Researchers analyzing Grok Build CLI, xAI’s AI coding assistant, found a potential data privacy issue. A detailed technical writeup describes how the tool may silently upload a user’s complete Git repository to cloud servers in the background. That upload reportedly covers more than the current code. It also includes files the tool never read and the complete Git commit history.
Upload Behavior Unrelated to File Access
The behavior does not appear linked to which files the agent actually reads. Users who explicitly told Grok Build not to read any files saw the same result. The tool still generated a Git bundle in the background. It then uploaded the entire repository without an explicit user request.
If the test results are accurate, the implications are significant. Grok Build may routinely send far more data than users intend to share for any given task.
How the Researchers Tested It
To conduct their analysis, the researchers used Grok Build CLI version 0.2.93. Researchers monitored network traffic with packet capture tools. They also planted uniquely tagged files and simulated API keys in a test repository. Next, they issued a simple instruction telling Grok Build to reply only with “OK.” The tool was told not to read or open any files.
Despite that instruction, network traffic showed data flowing to a remote server. The researchers recovered a Git bundle from the captured packets. From that bundle, they successfully cloned the complete repository. It contained the test files, files never requested, and the full Git commit history.

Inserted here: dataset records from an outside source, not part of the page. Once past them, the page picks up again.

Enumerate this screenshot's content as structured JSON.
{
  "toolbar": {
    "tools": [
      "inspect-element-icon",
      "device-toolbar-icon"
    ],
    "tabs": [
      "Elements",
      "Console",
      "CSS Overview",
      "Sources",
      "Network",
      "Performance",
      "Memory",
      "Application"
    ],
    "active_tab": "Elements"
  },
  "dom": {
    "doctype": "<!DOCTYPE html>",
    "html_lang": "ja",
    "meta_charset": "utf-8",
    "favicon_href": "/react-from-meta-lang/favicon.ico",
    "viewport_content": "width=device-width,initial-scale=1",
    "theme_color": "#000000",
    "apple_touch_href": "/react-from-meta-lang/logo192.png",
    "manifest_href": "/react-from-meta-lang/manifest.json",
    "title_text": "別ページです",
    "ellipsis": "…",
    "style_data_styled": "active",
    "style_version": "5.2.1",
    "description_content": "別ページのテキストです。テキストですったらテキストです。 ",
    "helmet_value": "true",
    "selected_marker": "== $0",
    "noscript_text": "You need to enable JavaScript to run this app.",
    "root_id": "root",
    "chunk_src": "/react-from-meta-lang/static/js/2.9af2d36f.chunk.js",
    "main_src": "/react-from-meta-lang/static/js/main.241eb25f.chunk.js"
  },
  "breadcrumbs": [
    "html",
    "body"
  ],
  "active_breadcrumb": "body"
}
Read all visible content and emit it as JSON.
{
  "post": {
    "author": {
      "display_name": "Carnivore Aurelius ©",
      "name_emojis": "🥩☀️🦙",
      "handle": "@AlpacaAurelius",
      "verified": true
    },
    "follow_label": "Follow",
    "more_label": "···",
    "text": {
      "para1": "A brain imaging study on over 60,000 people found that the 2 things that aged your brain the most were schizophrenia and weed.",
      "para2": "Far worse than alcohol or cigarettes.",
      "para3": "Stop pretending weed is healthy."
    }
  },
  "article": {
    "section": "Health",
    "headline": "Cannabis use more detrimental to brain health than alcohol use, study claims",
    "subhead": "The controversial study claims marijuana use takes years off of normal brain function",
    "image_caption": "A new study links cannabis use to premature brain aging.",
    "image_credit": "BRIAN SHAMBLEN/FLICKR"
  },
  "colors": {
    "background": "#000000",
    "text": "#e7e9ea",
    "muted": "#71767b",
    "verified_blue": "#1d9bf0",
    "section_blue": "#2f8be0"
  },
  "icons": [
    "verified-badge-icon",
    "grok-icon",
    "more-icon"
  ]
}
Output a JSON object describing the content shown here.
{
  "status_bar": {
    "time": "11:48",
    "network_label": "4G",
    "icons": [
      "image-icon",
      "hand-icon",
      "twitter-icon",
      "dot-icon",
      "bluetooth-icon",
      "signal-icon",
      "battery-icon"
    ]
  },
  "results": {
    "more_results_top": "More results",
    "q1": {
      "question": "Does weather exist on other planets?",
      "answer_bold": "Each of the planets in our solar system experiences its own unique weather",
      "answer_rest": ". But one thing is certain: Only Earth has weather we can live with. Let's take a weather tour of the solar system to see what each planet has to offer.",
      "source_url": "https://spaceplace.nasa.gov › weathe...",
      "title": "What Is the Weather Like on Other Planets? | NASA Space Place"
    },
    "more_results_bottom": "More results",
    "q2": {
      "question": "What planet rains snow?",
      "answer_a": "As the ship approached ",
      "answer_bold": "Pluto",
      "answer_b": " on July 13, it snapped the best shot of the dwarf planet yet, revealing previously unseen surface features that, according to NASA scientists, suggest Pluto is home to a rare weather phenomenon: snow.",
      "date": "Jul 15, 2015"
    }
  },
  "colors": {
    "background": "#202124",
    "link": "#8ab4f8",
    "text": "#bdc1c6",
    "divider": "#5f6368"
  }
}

The researchers repeated the test using additional independent repositories. Consistent results across multiple tests suggest this is not an anomaly. Rather, the upload scope may routinely include the entire repository state.
5.1 GB Uploaded from a 12 GB Repo
To gauge the scale of data transfer, the researchers created a roughly 12 GB test repository filled with random data. During the test, the model context API endpoint transferred only 192 KB. However, the storage upload endpoint sent approximately 5.1 GB. The researchers stopped capturing traffic before the session ended. They cannot confirm whether the full 12 GB was uploaded. However, they confirmed Grok Build is capable of uploading multiple gigabytes continuously.
The upload destination is Google Cloud Platform storage. Grok Build uses Google Cloud APIs for this process. Notably, the upload endpoint is not part of xAI’s own backend infrastructure.
Sensitive Fields Sent Without Redaction
The researchers also tested how Grok Build handles sensitive data. Their test repository contained a .env file with fields representing API keys and database passwords. When Grok Build read that file, the sensitive content appeared directly in the model request. Those fields also appeared in the uploaded session state data. The tool made no attempt to detect or redact sensitive field names. Content containing API KEY or PASSWORD fields was sent to the backend without filtering.
Why Git History Makes This Worse
These findings raise a concern beyond the code itself. Git repositories often contain information developers believed they had deleted. Past commits may hold previously exposed API keys, internal server addresses, database configs, unreleased feature code, and internal documents. As long as the Git history has not been purged, that data remains in a full Git bundle.
Disabling the “Improve Grok” Setting Does Not Stop Uploads
The researchers also tested the “Improve Grok” account setting. Disabling it did not stop the repository uploads. The researchers suggest that setting most likely controls data use for model training or product improvement. It does not appear to control whether code is sent to the server at all.
Currently, no evidence suggests xAI uses uploaded code to train models or that employees access, sell, or share user code. The central concern is the scope and transparency of the upload itself.